Zmiana zatrudnienia w sektorze pozarolniczym sięgnęła 315 tys, podczas gdy oczekiwania kształtowały się na poziomie 300 tys. Na uwagę zasługuje jednak wzrost stopy bezrobocia, która to skoczyła do poziomu 3,7%, przy oczekiwaniach zakładających 3,5%, czyli dokładnie tyle samo co miesiąc wcześniej.
Jeśli chodzi o sesję w Europie, główne indeksy giełdowe ze Starego Kontynentu zakończyły sesję na solidnym plusie. Już od godzin porannych widać było nieznaczną przewagę rynkowych byków, a po danych z rynku pracy w USA ruch w górę przybrał na sile. Ostatecznie niemiecki DAX zyskał aż 3,33% i zamknął się powyżej bariery 13 tysięcy punktów. Bardzo dobrze radził sobie dziś także francuski CAC40, który zamknął dzień 2,21% wyżej, a także londyński FTSE, który zyskał 1,83%.
Patrząć na naszą polska giełdę, indeks WIG20 wykorzystał pozytywny sentyment rynkowy i zdołał się zamknąć niemal 3% na plusie, tym samym notowania wróciły powyżej bariery 1500 pkt. Niemniej należy zauważyć, że indeks dwudziestu największych spółek na GPW radzi sobie wyjątkowo słabo w ostatnim czasie, a pojedyncza dobra sesja nie musi jeszcze oznaczać zmiany sentymentu. Na pewno obrona wspomnianego wsparcia przy 1500 pkt jest istotna i może doprowadzić do korekty wzrostowej w krótkim terminie, niemniej wydaje się, żę w średnim terminie wciąż dominują tutaj sprzedający. Patrząc na poszczególne spółki, najlepiej poradziły sobie dziś akcje PKO BP gdzie obserwowaliśmy niemal 6% ruch w górę. Świetnie poradziły sobie też walory mBanku, PKN Orlen i KGHM. Wśród największych spółek, pod kreską znalazły się jedynie JSW, Asseco i Pepco Group.

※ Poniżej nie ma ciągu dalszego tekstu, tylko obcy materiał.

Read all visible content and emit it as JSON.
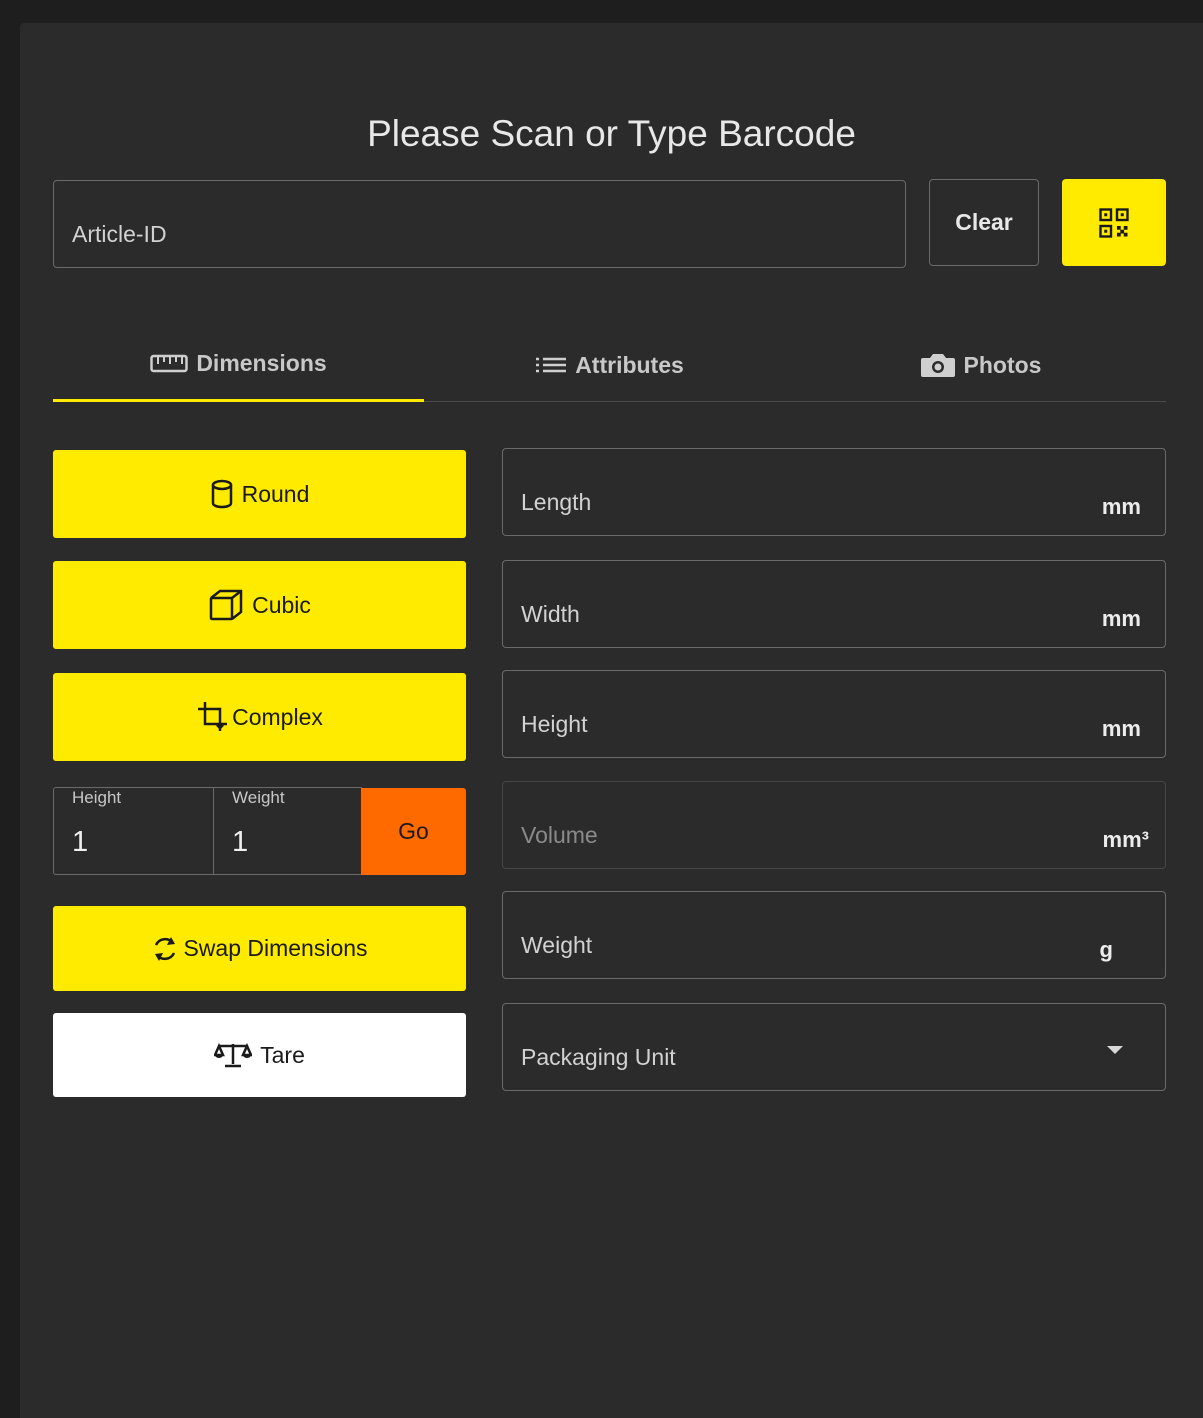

Indeksy zza oceanu także radzą sobie dobrze. Główne indeksy giełdowe ze Stanów Zjednoczonych rozpoczęły sesję wyżej, co miało związek z publikacją danych z rynku pracy. Po pozytywnym otwarciu, doszło do szybkiego cofnięcia, jednak bardzo szybko zostało ono wymazane i aktualnie indeksy są notowane w rejonach sesyjnych maksimów. Na ten moment najlepiej radzi sobie S&P500, gdzie ruch w górę sięga 1,1%, tuż za nim wypada Nasdaq, który zyskuje 1%, podczas gdy Dow Jones zyskuje 0,95%. Dalsza część sesji nie powinna już przynieść spektakularnych ruchów, a to z racji faktu iż wszystkie ważne dane makro zostały już opublikowane i nic nie powinno nas już zaskoczyć. Wydaje się więc, że pozytywny sentyment może utrzymać się do końca dnia.